Ask Question, Ask an Expert

+1-415-315-9853

info@mywordsolution.com

Ask MATLAB Expert

Windy Grid World

This assignment is to use Reinforcement Learning to solve the following ‘Windy Grid World’ problem. There are four actions: move up, down, right, and left. This is a deterministic domain each action deterministically moves the agent one cell in the direction indicated. If the agent is on the boundary of the world and executes an action which would move it ‘off’ of the world, it remains on the grid in the same cell from that it executed the action.

These are the "windy" states. In these states, the agent experiences an extra ‘push’ upward. For illustration, if the agent is in a windy state and executes an action to the left or right, the result of the action is to move left or right (respectively) however also to move one cell upward. As a result, the agent moves diagonally upward to the left or right.
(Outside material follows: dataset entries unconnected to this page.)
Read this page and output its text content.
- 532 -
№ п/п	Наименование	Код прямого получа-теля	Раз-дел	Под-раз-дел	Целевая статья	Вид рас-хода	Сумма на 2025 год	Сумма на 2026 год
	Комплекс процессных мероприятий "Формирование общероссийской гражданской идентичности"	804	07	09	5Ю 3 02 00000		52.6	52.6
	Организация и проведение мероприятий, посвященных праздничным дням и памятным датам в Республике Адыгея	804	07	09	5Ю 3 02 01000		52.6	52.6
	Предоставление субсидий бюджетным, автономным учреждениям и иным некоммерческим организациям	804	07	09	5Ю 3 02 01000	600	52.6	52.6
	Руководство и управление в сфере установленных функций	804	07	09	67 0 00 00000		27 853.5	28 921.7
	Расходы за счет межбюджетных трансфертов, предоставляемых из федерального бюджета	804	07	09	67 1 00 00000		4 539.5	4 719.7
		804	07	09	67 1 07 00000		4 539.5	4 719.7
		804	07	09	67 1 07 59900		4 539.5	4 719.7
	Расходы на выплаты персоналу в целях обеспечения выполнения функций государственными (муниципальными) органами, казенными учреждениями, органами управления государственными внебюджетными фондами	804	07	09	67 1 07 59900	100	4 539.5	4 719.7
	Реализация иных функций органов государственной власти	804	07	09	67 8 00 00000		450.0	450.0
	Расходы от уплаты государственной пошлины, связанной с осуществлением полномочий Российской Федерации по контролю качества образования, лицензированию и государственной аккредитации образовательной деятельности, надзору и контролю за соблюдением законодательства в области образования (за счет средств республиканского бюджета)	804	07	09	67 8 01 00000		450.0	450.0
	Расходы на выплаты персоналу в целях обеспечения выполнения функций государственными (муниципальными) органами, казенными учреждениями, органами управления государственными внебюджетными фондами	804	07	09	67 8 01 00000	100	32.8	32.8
This is an episodic task where each episode lasts no more than 30 time steps. At the start of each episode, the agent is placed in the ‘Start’ state. Reward in this domain is zero everywhere except when the agent is in the goal state (labeled "goal" in the diagram). The agent obtains a reward of positive ten when it executes any action {\it from} the goal state. The episode ends subsequent to 30 time steps or when the agent takes any action after having landed in the goal state.

You must solve the problem using Q-learning. Employ e-greedy exploration with epsilon=0.1 (the agent takes a random action 10 percent of the time in order to explore.) Employ a learning rate of 0.1 and a discount rate of 0.9.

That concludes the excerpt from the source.